The things that tend to get me hot under the collar are the demands made on grieving parents - to grieve in a certain way, to behave in a certain way (whether that is more or less sad), to make it easier for others.

Why me? doesn't bother me, because I've asked that question. I have long believed in a Higher Power or Higher Being, with variance as to just how involved God (whatever God is) is in our daily lives, so accepting randomness is difficult for me at best. I understand the other side, the 'why not me' and why me often ends with feelings of guilt or deserving for some perceived offense or indiscretion of my past. I realized it is fruitless, so I don't dwell much on it anymore. Sometimes I still wonder, but it's not a chest-beating plea to the universe, and it doesn't rattle around in my head nearly as often as it did in the first days when I had not yet really accepted that it had happened.

Now that I have accepted it and have adapted to it, the why of it seems irrelevant. It won't change the outcome. If it were not for the necessity of knowing for future pregnancies, I would gladly forgo the testing I'm going in for tomorrow and live in ignorance, because neither my husband nor I can find an answer to the questions these lab tests are asking that we are wholly comfortable with. It's lose/lose either way when it comes to Gabriel, and win/win for any future pregnancy - the reality is unchanged by the answers, Gabriel is still dead. But we need to know and so I go.

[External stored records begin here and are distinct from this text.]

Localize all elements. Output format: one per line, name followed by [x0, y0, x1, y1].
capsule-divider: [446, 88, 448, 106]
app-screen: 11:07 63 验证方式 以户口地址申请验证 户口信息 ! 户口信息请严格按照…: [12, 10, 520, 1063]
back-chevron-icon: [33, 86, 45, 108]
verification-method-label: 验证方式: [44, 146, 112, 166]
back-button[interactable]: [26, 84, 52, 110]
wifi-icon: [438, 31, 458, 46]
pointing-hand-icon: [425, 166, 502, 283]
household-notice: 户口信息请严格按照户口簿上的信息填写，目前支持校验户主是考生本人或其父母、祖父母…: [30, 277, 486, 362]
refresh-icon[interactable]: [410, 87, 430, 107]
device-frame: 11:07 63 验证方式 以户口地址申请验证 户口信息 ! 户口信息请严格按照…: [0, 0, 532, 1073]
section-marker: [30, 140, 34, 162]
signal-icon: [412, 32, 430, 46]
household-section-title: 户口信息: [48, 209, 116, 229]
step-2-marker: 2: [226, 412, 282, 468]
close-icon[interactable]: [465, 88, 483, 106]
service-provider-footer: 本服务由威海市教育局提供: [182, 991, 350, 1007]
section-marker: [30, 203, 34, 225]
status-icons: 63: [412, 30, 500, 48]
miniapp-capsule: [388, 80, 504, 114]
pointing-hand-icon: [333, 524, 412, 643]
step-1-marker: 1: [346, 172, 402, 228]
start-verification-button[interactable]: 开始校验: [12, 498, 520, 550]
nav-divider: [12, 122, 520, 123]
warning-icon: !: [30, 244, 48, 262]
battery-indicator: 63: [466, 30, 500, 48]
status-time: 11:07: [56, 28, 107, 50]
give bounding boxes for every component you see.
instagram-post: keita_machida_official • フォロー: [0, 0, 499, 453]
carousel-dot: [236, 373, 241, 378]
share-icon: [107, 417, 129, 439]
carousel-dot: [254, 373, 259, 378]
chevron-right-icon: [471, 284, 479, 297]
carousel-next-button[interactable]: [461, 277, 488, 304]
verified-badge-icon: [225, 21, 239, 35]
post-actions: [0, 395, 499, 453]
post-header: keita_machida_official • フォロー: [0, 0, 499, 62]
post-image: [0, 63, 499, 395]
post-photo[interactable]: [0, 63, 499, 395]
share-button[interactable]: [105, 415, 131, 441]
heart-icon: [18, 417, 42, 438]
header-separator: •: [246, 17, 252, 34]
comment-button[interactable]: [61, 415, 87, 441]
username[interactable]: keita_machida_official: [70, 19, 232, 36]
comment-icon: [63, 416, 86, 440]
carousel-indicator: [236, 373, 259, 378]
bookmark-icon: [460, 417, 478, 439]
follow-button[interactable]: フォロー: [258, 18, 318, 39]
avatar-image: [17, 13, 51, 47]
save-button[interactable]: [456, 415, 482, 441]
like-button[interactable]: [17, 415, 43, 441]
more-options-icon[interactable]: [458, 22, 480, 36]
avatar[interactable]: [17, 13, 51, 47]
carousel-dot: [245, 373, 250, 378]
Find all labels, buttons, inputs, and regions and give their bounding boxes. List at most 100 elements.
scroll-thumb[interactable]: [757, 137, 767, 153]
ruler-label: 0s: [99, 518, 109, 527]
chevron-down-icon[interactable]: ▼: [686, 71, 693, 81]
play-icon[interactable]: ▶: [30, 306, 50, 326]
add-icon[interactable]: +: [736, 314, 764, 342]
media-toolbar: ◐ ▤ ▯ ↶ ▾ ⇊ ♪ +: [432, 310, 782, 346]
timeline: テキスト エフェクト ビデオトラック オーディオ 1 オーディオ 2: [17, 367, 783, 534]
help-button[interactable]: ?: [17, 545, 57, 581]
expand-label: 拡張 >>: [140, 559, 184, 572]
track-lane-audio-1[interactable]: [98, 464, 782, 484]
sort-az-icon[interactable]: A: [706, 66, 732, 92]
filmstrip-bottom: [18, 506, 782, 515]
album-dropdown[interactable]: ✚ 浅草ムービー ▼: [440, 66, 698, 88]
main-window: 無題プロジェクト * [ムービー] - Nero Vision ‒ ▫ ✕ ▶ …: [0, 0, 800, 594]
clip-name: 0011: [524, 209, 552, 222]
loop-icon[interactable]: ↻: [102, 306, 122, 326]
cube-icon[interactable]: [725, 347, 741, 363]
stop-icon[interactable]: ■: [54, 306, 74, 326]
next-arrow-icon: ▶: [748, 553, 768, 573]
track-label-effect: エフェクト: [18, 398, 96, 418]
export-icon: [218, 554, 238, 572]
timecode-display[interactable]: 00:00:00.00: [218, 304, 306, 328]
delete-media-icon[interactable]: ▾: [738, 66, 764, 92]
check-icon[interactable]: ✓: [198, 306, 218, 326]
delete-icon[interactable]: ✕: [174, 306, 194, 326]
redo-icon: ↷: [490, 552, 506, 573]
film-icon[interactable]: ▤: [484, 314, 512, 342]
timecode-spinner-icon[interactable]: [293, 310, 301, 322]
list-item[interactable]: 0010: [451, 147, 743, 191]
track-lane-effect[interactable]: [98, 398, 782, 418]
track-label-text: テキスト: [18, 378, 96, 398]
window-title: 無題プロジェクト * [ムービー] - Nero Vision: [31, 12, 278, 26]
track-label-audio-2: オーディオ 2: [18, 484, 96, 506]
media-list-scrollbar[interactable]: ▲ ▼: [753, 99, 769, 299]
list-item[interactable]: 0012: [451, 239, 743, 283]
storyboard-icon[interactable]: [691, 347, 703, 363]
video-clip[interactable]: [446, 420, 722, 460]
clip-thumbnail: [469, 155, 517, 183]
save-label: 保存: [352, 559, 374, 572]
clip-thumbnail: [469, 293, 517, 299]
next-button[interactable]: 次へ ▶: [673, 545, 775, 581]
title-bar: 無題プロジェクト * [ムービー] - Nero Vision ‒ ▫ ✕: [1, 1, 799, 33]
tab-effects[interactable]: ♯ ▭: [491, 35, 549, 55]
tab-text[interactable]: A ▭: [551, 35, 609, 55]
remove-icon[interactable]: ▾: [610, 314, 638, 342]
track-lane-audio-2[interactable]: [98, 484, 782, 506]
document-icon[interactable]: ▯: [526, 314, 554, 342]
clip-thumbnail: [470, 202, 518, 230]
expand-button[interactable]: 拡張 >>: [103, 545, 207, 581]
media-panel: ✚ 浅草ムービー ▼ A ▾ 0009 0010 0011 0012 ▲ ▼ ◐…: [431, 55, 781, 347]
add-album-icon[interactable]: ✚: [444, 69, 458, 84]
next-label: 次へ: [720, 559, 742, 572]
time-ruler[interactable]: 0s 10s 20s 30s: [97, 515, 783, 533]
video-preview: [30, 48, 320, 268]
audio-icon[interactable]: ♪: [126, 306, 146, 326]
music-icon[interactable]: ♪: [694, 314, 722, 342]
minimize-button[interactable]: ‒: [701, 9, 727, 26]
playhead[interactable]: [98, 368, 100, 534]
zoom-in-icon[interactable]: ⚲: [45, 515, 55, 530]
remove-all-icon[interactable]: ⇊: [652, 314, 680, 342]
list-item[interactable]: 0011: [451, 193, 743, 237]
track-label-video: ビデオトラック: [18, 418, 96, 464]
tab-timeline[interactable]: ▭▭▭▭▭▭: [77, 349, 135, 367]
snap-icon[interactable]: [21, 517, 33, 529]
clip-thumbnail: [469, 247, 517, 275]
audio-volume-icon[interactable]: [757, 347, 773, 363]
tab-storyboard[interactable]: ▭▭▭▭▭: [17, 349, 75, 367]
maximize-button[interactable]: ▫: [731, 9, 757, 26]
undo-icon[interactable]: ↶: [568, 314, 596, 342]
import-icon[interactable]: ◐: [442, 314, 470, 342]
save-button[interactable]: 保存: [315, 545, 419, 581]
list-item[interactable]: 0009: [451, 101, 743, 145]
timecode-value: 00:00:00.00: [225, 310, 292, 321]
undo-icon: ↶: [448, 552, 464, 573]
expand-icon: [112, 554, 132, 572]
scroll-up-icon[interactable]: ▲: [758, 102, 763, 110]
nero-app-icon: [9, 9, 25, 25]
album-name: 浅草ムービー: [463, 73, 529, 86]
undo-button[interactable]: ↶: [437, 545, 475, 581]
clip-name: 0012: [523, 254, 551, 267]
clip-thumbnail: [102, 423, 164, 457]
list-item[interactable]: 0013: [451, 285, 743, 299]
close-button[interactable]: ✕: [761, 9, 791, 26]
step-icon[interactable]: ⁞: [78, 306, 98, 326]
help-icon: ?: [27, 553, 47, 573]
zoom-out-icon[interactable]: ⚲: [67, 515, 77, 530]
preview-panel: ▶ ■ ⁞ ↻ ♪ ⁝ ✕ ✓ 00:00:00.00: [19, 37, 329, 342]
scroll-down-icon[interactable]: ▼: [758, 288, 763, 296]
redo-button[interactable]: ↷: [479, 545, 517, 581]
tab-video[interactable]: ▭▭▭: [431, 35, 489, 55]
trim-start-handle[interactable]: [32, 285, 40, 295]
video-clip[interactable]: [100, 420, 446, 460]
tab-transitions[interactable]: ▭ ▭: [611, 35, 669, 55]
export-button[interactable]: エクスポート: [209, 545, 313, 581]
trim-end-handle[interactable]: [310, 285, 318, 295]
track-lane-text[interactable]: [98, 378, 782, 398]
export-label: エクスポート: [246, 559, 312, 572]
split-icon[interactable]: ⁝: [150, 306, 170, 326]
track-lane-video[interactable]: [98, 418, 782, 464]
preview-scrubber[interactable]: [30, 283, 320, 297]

As for religious philosophies. . . well. They are not influenced by my profession, but life experiences. . . I had an experience which led me to believe in God. For a long time I was angry with God, and I probably still am. Immediately after losing Gabriel, I was furious and raging at what felt like a betrayal - I had *prayed* for this child and I had *begged* for God to save him as I'd never asked for anything in my life, except perhaps the lives of my mother and husband when they were in danger because of suicide attempts. I had put my tenuous faith on the line and despite my misgivings, I had tried hard to believe and pray and the result was losing my son. Furious. I wanted to stop believing in God, and the big thing that stopped me was wanting desperately to believe that some part of Gabriel or some essence of Gabriel was still out there somewhere and that I might be allowed near him again someday.

Some friends sent me a necklace with a disk that was stamped with a bible verse. I'm not a huge believer in the bible as the Final, Complete, Utter and Only Word of God, but I think it's beautiful work. When I read what it said though, a jolt shot through and something in me clicked. The anger was pretty gone and there was something there. The verse said "The angel said, I am Gabriel. I stand in the presence of God." I don't subscribe to 'angel babies' but there was something in this that resonated in the core of my being, that spoke to me with the authority of truth. And I believe it. My son is Gabriel and he stands in the presence of God. I don't know why or how I know that, but I do, and since then, I have been comforted and I have felt him near me almost everyday. Often fleeting, but there, real.

The best I can explain it, and I feel it's long and stumbling and rambly. Sorry.